Behind the numbers is a deliberate renewal cycle. Older equipment is kept in good condition rather than sold into the domestic market to protect residual values and avoid drops in hire rates. “It’s a small market – you don’t want your own gear coming back to undercut you,” Tony said.

From compact 34 m units to towering 75 m platforms, LinCon’s latest fleet additions cover everything from tight‑access jobs to mega‑project heights. Image: LinCon Hire & Sales.

Powering the energy transition

Much of the new iron is already spoken for. LinCon has 10 machines working on the 400-kilometre EnergyConnect interconnector near Wagga Wagga and is supporting similar transmission builds linking New South Wales with South Australia, Victoria and Queensland. “Keeping those lines energised is critical – if they’re down, no one’s selling power,” Tony said.

Live-line capability is another niche the company protects. LinCon operates specialised insulated platforms that are “bare-hand” tested to one million volts every six months at the National Measurement Institute in Sydney.

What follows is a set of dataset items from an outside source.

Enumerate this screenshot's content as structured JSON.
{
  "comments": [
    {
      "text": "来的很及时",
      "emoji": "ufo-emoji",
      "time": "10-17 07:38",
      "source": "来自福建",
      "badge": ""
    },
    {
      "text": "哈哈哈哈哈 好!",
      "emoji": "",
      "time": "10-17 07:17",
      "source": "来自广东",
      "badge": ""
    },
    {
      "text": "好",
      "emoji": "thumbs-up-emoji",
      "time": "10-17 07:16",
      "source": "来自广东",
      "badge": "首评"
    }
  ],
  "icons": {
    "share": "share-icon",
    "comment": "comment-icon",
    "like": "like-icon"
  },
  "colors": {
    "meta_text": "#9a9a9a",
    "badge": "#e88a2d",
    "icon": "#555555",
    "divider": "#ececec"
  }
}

LinCon’s workshop in Brisbane – staffed by technicians who have trained at Palfinger’s platform headquarters in Germany – handles everything from chassis/subframe builds and adjustments to full major inspection rebuilds meeting all Australian standards. The firm is also exploring the option to integrate proximity-alert systems for future retrofits into the already present basket protection sensors on the Palfinger units.

“We’re always looking at the next layer,” Tony said.

Looking ahead

With Australia’s renewable-driven grid rebuild gathering pace and maintenance budgets rising across telecoms, utilities and infrastructure, LinCon’s timing appears sound. The six incoming S34XDTs will give regional contractors an alternative to trailer-mounted cherry pickers, while the expanding cohort of P750s positions the business for mega-projects that demand 70-plus metres of safe reach.

“Our job is to make height access safe and easy, whether that’s 13 metres or 103 metres,” Tony said. “By refreshing the fleet at both ends, we’re making sure nothing is out of reach for our customers – or for us.”